Unfortunately, that is not always the case, because it is all too easy to overlook fleet and driver management issues that can invalidate fleet insurance cover. This in turn could lead your insurer to refuse to pay out for claims or even cancel your policy altogether.
Here are five common issues that are easily addressed, but which could leave you without insurance protection when you need it most if they are overlooked.
1) Where are your fleet vehicles registered?Fleet insurance premiums can vary depending on the postcode where the vehicles are registered. This is driven by a number of factors such as local crime rates and flood risks for example.
To get around this, some businesses insure their fleets at an address that is different to where their vehicles are kept overnight. Similarly, an employee might keep a fleet vehicle at their home address overnight instead of returning it to a depot at the end of each day.
However, if one of your vehicles is broken into at an address that is not registered on your policy, your insurer could reject your claim. Especially given that many insurance companies employ specialists dedicated to checking these kinds of details as part of the claims process.
In the worst-case scenario, insuring your fleet at the wrong address could leave you without a vehicle and out of pocket, so take the time to check that your fleet’s registered location is accurate and that vehicles are stored there overnight.
2) Have you modified your fleet vehicles?Fleet modifications can affect your insurance premium by increasing the value of your vehicles, which could leave your fleet under-insured if you do not also modify your insurance cover.
What’s more, modifications can increase risk by making your vehicles more attractive to thieves or increasing the likelihood they will be involved in accidents.
But what constitutes a modification? The truth is that even simple changes like applying stickers, installing tinted windows, and fitting new wheels can be viewed as modifications, as can more significant changes like custom paint jobs or installing new alarm systems.
Any and all of these changes and more can affect your fleet insurance premium and, in turn leave your fleet under-insured. So, if you undertake any modifications to your fleet vehicles, even if they seem minor to you, informing your insurer should always be part of the process.
3) Are your employees informing your insurance company about minor accidents?Whether it’s clipping a wing mirror or a small bump, your employees need to tell your insurance provider of any damage to your fleet vehicles. Even if you don’t intend to make a claim.
If the other party involved changes their mind and decides to claim, it is important that any related damage to your fleet vehicle has been accurately accounted for. Should it turn out that the damage is inconsistent with what has reported as part of a claim process, your claim could be denied.
Ensuring timely and accurate disclosure of even minor incidents is vital, even if you don’t plan to make a claim under your fleet insurance policy. Remember that this disclosure also applies to incidents involving employees in their private vehicles.
4) Are you regularly checking your employee’s documentation?Checking drivers are licensed and eligible to drive your fleet vehicles is key to maintaining valid fleet insurance. This means regularly checking your employees’ driving documentation.

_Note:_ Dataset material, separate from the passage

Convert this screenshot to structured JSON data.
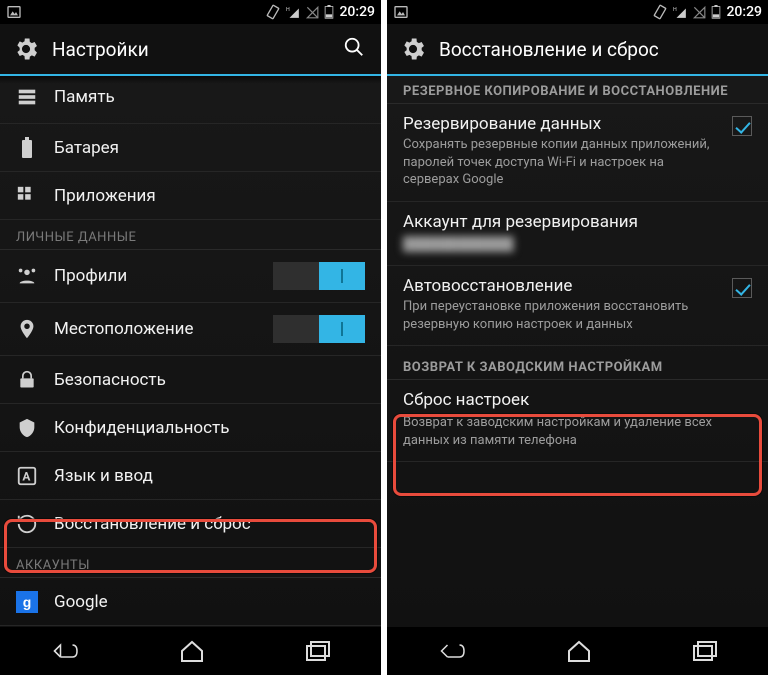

It may seem obvious, but licences and eligibility can change quickly over time. Whether that’s new conviction and penalty points being added, licences for different vehicle classes expiring, or even employees having insurance on their personal vehicles refused or cancelled. All these factors can affect a driver’s risk profile, and if those changes are not reflected in your insurance arrangements, they could again invalidate your fleet cover.

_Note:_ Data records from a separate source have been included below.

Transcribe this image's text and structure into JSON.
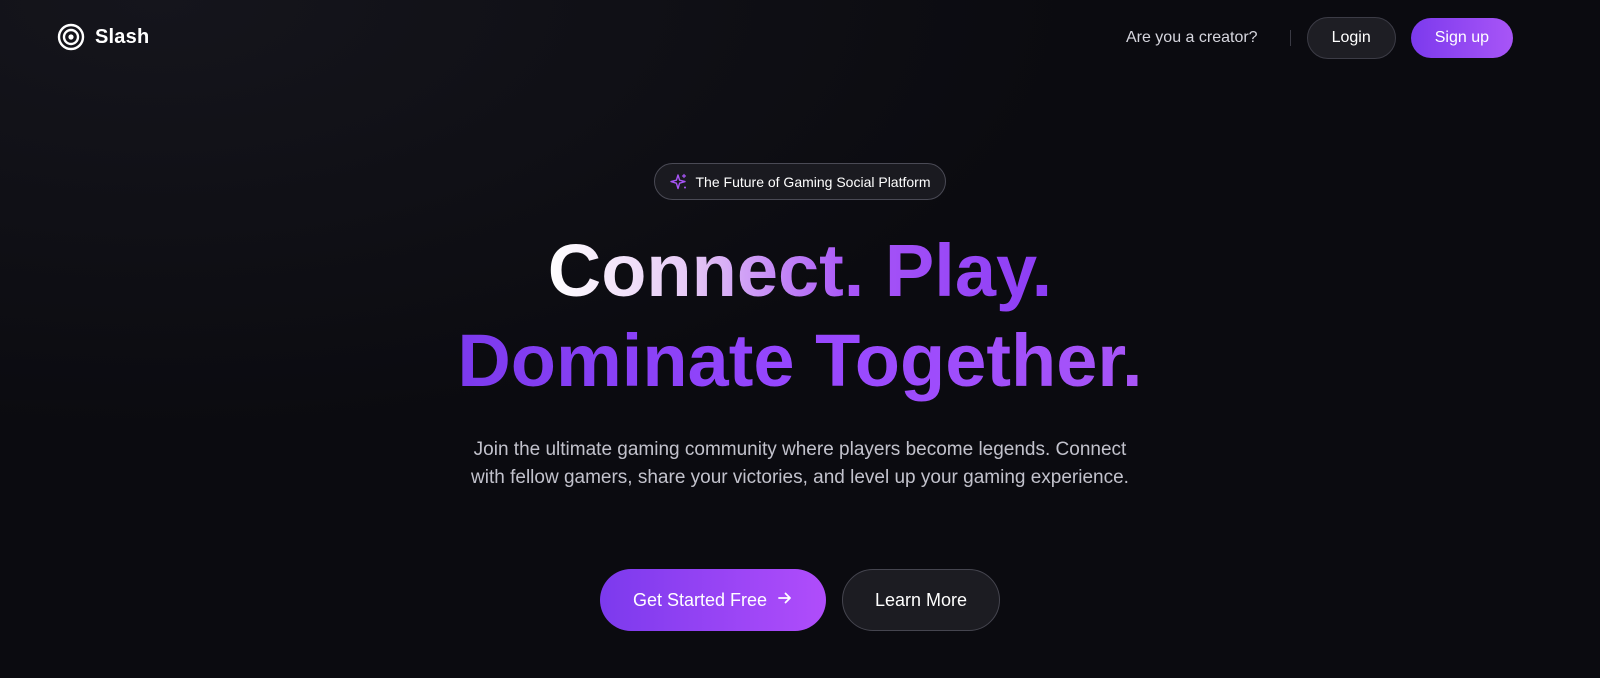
{
  "nav": {
    "logo_text": "Slash",
    "logo_icon": "target-icon",
    "creator_link": "Are you a creator?",
    "login_label": "Login",
    "signup_label": "Sign up"
  },
  "hero": {
    "badge_icon": "sparkle-icon",
    "badge_text": "The Future of Gaming Social Platform",
    "headline_line1": "Connect. Play.",
    "headline_line2": "Dominate Together.",
    "subtext": "Join the ultimate gaming community where players become legends. Connect with fellow gamers, share your victories, and level up your gaming experience.",
    "primary_cta": "Get Started Free",
    "primary_cta_icon": "arrow-right-icon",
    "secondary_cta": "Learn More"
  },
  "colors": {
    "background": "#0b0b10",
    "accent_start": "#7c3aed",
    "accent_end": "#a855f7",
    "muted_text": "#c2c2cc"
  }
}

In fact, these kinds of issues are surprisingly common. Research from the AA found that 1 and 650 drivers are driving while disqualified and 1 in 300 are doing so with a revoked or expired licence.
Issues like driving convictions are material facts and must be disclosed to your insurer, as failure to do so may invalidate the policy in the event of a claim. So, to protect yourself and your business from heightened fleet risk, it’s important to have the correct systems in place. Not just to not ensure checks are conducted frequently but also to make sure that the facts are properly recorded and acted upon if required.
5) What are you using your fleet vehicles for?
The type of fleet insurance you need depends on the types of vehicles you operate and how they are used. That means considering all the things your vehicles will be used for, as this may well affect the type of insurance you require. Taking out the wrong type of cover could mean your drivers are working uninsured.
- A taxi fleet you will need either public or private hire insurance.
- Coach and bus fleets services must have private hire and hire and reward cover in place – otherwise your vehicles may not be covered whilst carrying passengers.
- Business vehicles used to carry goods will either need ‘carriage of own goods’ to cover tradesman’s tools or cover for company products being transported.
- Haulage insurance is a must for businesses offering long distance hire and reward services.
- Courier van insurance is the correct type of fleet insurance for local multi-drop hire and reward services.
In addition, if any of your fleet needs insurance cover for European travel you must notify your insurer before departure in order to secure the right coverage and documentation. Again, driving in Europe without your insurer’s knowledge could leave you without cover for your vehicles.
Finally, it is the nature of fleets that vehicles come and go over time as older vehicles are retired or moved on and replaced. It goes without saying that these changes must be reflected in your fleet insurance policy if it is to remain valid and protect your fleet when you need it most.